World-renowned five-star chefs and people who pay exorbitant prices to munch on finger food have flocked to our city for the ultra-luxe, big-bucks Taste Fort Lauderdale events — a part of the South Beach Wine and Food Festival taking place this week.
The City of Fort Lauderdale has welcomed the festival with open arms. Earlier this month, commissioners unanimously approved $65,000 in taxpayers’ money to help fund two high-dollar events: a $125 Seaside Eats dinner on Wednesday at the Bonnet House and a $175 Bloody Mary Brunch on Sunday at the Ritz-Carlton hotel.

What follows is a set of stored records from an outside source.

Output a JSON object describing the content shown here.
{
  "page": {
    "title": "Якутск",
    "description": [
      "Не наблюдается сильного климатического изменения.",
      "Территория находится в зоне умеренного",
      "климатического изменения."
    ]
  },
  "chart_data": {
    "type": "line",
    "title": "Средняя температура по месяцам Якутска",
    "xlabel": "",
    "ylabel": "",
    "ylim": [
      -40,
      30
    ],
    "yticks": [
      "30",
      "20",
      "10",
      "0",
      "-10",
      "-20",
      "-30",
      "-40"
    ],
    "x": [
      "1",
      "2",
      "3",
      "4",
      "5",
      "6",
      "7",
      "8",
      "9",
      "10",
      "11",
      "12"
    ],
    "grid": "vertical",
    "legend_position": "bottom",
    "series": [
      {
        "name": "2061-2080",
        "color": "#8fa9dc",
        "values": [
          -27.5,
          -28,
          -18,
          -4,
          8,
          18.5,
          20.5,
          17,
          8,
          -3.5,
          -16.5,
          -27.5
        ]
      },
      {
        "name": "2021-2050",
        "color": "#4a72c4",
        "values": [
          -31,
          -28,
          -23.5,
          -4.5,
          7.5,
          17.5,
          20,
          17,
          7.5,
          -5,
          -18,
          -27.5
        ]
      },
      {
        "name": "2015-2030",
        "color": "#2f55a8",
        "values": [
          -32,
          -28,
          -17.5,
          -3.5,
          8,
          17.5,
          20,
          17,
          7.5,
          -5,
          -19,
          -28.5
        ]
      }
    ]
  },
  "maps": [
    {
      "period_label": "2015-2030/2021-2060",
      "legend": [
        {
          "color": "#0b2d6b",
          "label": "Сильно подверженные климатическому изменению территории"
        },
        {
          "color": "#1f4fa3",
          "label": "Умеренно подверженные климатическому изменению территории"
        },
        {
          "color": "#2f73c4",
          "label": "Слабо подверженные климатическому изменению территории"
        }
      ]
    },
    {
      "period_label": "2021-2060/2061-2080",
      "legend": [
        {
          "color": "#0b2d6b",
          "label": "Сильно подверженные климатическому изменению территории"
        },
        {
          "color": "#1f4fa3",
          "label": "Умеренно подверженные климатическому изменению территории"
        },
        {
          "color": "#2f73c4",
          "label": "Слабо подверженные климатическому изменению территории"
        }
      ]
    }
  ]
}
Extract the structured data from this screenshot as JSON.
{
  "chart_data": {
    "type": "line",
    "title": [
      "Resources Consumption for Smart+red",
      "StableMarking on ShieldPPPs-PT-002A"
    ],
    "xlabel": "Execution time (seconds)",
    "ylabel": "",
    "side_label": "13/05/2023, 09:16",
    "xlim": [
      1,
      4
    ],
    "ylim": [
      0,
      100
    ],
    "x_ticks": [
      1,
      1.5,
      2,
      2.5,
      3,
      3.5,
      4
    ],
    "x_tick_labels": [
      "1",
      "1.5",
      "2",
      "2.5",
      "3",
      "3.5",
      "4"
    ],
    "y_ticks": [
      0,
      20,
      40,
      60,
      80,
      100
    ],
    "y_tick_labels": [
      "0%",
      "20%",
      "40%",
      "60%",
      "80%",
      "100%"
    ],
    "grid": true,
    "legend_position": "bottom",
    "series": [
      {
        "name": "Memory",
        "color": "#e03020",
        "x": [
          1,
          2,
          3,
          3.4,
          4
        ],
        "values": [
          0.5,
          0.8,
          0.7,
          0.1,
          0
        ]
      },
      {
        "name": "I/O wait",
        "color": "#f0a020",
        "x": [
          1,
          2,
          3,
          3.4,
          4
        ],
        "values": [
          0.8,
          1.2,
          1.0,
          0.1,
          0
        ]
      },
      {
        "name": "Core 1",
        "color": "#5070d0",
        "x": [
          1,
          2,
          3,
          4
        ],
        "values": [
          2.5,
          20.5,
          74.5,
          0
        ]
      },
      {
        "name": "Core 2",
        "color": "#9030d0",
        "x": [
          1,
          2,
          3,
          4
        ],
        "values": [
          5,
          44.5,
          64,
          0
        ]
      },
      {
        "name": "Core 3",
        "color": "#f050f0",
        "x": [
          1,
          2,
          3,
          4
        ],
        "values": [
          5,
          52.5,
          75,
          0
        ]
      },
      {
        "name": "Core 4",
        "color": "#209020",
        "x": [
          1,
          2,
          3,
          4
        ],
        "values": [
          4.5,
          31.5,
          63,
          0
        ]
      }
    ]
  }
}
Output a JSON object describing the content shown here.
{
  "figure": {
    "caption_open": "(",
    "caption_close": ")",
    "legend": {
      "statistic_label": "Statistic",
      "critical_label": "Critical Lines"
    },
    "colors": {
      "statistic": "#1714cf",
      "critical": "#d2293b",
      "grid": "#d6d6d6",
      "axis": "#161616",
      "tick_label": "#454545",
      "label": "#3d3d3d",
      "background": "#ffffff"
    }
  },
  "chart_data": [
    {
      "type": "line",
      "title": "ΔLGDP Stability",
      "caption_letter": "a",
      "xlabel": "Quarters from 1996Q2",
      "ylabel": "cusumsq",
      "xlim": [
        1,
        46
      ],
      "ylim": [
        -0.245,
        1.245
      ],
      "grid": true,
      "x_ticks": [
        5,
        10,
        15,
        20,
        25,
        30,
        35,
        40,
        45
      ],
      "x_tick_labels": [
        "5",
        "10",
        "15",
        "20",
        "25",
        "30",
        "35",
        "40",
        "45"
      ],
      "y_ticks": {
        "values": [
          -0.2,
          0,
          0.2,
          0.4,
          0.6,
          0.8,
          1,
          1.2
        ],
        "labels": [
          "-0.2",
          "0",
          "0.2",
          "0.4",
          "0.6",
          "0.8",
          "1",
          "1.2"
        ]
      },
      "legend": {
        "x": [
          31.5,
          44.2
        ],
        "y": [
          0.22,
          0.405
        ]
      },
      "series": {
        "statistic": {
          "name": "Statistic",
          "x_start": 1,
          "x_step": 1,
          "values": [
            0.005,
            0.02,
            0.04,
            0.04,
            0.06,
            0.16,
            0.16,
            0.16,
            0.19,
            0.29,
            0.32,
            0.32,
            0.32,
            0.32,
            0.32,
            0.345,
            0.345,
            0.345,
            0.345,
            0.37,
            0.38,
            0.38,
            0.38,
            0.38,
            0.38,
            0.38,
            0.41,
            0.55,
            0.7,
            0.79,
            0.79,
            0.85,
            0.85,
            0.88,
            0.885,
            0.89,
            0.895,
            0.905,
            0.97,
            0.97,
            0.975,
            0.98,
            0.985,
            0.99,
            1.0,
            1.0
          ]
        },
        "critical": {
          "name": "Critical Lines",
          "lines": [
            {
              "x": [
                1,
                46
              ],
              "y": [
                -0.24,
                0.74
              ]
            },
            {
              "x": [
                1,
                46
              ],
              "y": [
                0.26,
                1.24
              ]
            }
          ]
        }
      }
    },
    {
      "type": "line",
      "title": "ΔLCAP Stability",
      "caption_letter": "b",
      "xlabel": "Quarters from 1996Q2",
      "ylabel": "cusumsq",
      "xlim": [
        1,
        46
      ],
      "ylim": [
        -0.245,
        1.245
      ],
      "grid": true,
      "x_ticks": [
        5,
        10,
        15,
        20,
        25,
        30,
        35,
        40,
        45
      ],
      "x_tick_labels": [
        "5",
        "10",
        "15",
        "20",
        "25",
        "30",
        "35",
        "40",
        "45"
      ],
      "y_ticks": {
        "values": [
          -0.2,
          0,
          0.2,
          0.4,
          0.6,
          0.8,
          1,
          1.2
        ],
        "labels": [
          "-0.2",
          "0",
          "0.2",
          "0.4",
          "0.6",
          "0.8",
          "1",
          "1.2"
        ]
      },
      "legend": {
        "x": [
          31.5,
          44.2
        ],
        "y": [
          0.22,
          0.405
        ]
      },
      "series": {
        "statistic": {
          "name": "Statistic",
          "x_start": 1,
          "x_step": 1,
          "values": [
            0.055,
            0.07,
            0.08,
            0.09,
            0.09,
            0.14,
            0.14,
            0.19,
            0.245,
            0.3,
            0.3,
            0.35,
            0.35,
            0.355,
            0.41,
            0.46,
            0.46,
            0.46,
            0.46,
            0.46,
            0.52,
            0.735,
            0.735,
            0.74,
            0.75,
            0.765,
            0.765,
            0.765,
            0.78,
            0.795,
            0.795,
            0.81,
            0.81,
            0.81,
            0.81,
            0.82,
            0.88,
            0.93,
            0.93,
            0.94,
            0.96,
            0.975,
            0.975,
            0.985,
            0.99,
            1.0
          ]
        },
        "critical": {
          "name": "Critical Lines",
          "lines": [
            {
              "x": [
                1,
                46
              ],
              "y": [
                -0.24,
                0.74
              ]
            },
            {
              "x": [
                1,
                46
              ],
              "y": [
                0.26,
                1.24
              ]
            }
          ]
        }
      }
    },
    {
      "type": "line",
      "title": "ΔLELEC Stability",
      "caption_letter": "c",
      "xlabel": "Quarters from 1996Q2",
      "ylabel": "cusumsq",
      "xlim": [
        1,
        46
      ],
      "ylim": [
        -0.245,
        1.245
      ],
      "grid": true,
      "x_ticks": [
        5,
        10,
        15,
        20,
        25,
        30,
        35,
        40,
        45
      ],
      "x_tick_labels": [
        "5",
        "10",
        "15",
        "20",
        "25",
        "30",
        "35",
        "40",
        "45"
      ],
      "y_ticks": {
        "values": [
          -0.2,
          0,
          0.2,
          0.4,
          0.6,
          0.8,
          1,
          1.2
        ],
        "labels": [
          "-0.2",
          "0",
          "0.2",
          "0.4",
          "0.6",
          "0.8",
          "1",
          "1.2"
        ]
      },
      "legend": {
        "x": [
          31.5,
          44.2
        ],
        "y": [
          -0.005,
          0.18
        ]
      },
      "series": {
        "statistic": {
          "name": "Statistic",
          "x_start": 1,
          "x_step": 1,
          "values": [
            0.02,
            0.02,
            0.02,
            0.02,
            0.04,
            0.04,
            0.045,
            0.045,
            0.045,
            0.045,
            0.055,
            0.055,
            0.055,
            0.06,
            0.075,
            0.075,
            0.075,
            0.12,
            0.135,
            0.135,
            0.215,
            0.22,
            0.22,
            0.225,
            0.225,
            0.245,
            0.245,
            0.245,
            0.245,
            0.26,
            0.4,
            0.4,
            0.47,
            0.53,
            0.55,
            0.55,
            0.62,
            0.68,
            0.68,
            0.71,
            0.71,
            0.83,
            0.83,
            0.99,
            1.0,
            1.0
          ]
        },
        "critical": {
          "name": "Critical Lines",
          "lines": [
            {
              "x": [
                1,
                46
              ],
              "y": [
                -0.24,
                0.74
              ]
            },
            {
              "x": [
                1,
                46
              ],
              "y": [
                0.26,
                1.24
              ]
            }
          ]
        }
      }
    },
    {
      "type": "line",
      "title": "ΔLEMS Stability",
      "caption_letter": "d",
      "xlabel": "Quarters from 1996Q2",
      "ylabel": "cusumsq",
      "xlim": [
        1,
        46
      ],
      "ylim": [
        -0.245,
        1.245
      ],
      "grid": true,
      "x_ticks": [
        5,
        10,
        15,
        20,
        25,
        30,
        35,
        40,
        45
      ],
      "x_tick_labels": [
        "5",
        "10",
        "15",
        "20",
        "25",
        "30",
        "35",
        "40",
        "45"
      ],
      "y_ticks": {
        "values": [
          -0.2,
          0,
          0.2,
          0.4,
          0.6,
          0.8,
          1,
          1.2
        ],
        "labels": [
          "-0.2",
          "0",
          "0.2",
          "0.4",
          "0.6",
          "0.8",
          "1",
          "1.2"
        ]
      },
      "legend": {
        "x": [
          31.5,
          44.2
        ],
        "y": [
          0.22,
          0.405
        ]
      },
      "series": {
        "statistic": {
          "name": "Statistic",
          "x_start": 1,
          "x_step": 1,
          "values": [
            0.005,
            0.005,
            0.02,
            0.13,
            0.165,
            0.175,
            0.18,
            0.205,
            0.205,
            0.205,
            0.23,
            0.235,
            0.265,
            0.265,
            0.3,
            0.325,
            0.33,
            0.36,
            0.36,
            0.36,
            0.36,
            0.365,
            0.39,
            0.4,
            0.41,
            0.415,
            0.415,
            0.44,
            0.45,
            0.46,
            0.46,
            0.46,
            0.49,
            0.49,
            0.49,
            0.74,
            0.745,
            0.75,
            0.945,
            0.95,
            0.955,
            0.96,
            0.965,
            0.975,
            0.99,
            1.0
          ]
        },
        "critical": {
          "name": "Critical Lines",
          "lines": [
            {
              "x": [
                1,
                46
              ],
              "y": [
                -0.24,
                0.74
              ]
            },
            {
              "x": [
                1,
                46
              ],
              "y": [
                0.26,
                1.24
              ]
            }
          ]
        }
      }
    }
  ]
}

Unsurprisingly, the move has homeless activists peeved. It was a little over a year ago that the same city commissioners passed an ordinance outlawing public food sharings unless organizers met certain conditions, like providing sinks and toilets. The ordinance was intended to stop people from giving food to homeless people. Activists plan to protest outside both events this week to raise awareness about the City of Fort Lauderdale’s priorities.
“This is worse than hypocrisy,” says protest organizer Jeff Weinberger, an activist with the October 22nd Alliance to End Homelessness. “If the city was serious about helping homeless people, they could use that money to house four or five chronically homeless people in an apartment. It could save lives.”